The regression from the benchmark gives roughly:

PipelineAdded time per 100 files
Swift+0.71s
KMP+2.96s

In this benchmark, KMP’s marginal cost per 100 files was about 4.2x higher than Swift’s. A small shared module with 100 files might feel fine. A larger one with 400 files already turns a small internal change into a 15.68s rebuild.

If the shared Kotlin module becomes a large “common business logic” bucket, iOS feedback loops will get worse.

The actual tradeoff

A stable, well-bounded shared layer is very different from a large shared module that changes every day as part of the iOS feature loop.

Seven extra seconds per build does not sound dramatic, but development is made of small loops. Across a team of 50 engineers, that cost adds up quickly.

More importantly, slow feedback changes how development feels. It makes every change heavier, for humans and for agents.

Practical takeaways

  • Keep shared modules small. In this benchmark, KMP incremental time grew faster than Swift as module size increased.
  • Try kotlin.incremental.native=true, but do not expect it to solve the whole problem. It improved incremental builds in this benchmark, but framework linking remained the ceiling.

Conclusion

KMP can reduce the duplicated business logic you maintain across Android and iOS. That benefit is real. But duplicated code is not the only cost in a software development lifecycle. Feedback-loop time is also a cost, and it directly affects how quickly developers and agents can iterate.

As code generation gets cheaper, writing code matters less than verifying it repeatedly. Verification, testing, and iteration become the dominant costs.

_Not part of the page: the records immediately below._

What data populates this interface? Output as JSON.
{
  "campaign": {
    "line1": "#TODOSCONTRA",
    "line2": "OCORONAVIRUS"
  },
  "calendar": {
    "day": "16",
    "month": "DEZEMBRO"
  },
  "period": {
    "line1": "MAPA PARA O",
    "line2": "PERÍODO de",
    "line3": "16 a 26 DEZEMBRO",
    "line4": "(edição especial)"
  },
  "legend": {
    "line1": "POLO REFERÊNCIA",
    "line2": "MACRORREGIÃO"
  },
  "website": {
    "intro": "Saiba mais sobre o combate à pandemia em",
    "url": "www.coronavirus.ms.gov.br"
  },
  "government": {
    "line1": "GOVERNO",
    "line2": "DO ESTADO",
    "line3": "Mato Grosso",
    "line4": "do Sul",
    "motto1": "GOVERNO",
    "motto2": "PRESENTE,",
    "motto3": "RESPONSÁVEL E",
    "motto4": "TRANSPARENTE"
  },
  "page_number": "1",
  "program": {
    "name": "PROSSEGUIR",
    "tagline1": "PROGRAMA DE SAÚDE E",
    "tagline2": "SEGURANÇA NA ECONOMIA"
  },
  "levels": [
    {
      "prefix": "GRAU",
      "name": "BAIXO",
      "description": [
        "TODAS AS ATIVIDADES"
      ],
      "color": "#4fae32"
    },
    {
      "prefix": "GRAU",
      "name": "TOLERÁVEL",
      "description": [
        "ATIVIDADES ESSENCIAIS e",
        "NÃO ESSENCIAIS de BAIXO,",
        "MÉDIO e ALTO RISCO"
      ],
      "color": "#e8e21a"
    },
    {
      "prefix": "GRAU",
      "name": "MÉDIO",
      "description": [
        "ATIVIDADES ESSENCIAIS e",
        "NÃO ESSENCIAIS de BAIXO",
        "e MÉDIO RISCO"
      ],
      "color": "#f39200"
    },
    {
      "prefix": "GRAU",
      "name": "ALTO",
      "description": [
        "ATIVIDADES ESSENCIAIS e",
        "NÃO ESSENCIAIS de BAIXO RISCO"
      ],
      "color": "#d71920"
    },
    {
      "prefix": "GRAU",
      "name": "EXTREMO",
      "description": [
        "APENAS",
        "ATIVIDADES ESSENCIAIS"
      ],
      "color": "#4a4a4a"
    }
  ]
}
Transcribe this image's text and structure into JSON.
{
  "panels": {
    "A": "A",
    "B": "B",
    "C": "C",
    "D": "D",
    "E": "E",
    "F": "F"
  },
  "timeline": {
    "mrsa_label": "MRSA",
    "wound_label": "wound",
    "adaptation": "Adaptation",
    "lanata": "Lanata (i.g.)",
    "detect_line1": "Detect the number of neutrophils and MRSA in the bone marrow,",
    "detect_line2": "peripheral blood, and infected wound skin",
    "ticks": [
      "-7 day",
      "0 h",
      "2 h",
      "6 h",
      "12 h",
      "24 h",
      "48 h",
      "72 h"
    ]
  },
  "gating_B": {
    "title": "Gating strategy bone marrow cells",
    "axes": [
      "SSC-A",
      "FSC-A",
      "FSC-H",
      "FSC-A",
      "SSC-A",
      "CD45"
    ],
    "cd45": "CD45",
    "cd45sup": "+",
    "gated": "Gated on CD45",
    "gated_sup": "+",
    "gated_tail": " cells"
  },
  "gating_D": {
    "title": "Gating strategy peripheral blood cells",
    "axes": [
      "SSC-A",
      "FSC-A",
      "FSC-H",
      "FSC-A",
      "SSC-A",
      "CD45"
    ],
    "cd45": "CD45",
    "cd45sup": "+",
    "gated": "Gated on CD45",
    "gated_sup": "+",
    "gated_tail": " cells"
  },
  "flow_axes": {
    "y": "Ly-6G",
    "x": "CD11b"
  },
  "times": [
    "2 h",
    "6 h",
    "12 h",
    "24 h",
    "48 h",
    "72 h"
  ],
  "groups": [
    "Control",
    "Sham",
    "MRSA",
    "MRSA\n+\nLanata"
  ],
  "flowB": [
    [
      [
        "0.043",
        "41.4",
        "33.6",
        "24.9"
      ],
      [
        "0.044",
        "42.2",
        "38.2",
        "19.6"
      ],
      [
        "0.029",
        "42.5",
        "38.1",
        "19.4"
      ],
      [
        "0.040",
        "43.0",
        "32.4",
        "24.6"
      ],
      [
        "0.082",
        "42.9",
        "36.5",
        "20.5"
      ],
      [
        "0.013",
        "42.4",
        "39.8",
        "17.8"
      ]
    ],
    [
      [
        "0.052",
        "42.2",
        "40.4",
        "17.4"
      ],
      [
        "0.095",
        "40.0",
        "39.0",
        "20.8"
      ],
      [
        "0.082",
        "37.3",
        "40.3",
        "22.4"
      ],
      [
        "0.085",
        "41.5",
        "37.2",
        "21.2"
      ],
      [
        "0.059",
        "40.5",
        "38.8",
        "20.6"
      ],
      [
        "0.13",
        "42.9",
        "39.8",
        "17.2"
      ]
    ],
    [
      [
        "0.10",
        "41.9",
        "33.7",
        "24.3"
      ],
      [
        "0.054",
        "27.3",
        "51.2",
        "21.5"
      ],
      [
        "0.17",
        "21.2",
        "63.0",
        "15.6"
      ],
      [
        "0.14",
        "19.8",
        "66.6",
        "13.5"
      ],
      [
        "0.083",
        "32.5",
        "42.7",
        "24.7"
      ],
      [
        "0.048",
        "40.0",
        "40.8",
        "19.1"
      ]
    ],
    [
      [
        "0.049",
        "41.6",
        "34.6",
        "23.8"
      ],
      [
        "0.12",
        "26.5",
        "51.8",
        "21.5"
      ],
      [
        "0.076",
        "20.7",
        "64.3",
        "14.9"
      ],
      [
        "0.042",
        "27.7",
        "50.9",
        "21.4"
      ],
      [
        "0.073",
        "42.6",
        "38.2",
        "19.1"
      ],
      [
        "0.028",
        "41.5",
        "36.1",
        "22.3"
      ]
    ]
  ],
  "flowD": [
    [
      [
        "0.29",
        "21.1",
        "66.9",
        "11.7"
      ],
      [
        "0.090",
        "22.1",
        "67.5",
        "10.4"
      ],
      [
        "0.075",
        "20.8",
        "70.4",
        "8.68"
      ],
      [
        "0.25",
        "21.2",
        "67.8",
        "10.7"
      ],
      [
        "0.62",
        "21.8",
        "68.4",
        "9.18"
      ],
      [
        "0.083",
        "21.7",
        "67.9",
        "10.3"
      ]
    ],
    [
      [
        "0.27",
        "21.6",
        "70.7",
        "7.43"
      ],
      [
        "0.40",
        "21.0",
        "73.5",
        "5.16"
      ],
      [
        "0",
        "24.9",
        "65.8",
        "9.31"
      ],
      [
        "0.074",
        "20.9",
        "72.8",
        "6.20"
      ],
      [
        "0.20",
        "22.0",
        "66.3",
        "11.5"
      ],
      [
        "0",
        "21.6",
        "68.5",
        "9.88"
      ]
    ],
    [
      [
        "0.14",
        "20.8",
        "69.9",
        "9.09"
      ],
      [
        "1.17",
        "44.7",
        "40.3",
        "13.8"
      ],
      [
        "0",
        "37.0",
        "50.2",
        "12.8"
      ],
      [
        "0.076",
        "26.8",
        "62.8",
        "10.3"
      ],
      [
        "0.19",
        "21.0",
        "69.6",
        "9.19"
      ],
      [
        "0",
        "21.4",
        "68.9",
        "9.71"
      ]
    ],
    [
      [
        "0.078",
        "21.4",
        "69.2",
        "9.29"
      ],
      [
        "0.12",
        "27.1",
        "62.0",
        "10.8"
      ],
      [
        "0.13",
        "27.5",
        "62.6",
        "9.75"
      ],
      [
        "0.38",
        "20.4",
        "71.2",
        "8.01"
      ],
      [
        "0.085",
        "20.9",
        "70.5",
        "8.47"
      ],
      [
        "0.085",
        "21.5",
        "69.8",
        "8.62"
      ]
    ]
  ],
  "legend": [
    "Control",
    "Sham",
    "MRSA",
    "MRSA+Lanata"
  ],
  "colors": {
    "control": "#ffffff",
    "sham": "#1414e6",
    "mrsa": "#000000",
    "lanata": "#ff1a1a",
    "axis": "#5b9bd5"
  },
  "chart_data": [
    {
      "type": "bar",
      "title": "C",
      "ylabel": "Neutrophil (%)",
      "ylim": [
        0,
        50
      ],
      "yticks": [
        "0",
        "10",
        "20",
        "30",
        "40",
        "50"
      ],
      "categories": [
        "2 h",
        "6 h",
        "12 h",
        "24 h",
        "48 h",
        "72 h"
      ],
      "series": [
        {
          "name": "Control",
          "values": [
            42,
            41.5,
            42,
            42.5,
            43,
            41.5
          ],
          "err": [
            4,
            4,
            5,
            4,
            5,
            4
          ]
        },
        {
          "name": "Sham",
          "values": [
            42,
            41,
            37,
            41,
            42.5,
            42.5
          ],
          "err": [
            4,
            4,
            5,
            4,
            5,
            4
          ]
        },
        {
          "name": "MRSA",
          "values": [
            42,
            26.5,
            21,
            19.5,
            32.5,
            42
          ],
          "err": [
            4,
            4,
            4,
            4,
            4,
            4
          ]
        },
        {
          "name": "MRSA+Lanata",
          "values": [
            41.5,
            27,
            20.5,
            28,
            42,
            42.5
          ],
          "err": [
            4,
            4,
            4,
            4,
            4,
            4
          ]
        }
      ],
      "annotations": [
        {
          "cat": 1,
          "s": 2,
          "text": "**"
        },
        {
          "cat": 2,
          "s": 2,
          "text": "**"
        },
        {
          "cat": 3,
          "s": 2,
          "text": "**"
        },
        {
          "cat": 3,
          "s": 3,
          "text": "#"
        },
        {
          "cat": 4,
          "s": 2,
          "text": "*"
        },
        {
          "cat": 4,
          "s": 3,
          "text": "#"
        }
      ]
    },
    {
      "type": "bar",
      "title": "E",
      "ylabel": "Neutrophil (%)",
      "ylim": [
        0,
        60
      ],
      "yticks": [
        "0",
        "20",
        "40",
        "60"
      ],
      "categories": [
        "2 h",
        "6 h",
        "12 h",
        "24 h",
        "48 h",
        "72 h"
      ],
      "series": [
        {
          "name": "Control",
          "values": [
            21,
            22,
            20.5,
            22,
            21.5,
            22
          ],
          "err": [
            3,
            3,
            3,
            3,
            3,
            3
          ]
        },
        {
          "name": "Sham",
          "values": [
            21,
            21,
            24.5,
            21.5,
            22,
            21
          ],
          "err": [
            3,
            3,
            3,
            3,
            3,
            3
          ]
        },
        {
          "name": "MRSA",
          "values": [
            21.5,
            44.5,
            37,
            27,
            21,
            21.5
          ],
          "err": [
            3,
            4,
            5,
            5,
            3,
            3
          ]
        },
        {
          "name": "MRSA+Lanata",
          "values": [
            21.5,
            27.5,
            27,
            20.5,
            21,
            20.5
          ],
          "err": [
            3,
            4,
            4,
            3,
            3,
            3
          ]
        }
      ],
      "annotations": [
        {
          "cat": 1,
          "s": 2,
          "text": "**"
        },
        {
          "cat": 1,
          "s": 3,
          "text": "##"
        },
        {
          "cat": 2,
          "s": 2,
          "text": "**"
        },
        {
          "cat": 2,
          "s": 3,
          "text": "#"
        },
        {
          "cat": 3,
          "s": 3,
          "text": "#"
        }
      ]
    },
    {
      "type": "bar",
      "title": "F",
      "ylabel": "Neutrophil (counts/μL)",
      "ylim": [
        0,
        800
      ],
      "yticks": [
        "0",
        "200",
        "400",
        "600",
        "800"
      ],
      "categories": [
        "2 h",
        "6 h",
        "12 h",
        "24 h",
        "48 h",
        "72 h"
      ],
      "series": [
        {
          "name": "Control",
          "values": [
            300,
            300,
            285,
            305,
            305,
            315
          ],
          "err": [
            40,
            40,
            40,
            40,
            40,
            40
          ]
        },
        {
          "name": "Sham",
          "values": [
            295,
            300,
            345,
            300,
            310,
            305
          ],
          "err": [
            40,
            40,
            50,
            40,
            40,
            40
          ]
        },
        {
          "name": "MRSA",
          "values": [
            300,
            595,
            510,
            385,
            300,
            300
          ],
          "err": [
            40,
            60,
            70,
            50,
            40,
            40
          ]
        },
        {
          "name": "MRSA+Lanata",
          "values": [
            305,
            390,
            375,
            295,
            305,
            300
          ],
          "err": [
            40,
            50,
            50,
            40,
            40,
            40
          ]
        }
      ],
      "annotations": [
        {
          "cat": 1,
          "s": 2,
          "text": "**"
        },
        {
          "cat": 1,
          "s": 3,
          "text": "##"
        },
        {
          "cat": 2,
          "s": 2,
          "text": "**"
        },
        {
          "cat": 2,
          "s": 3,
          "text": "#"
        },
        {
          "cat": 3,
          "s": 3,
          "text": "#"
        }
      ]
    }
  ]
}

If you are considering KMP for large scale mobile applications (and fine with the obvious tradeoffs), I would think about the build shape before adopting it.

  • How many engineers will work on the project at the same time?
  • How many incremental builds does a developer run on an average day?
  • How often will iOS developers need to edit that shared code?
  • How large will the shared modules become?
  • Is the shared layer mostly stable business logic, or is it part of the daily feature loop?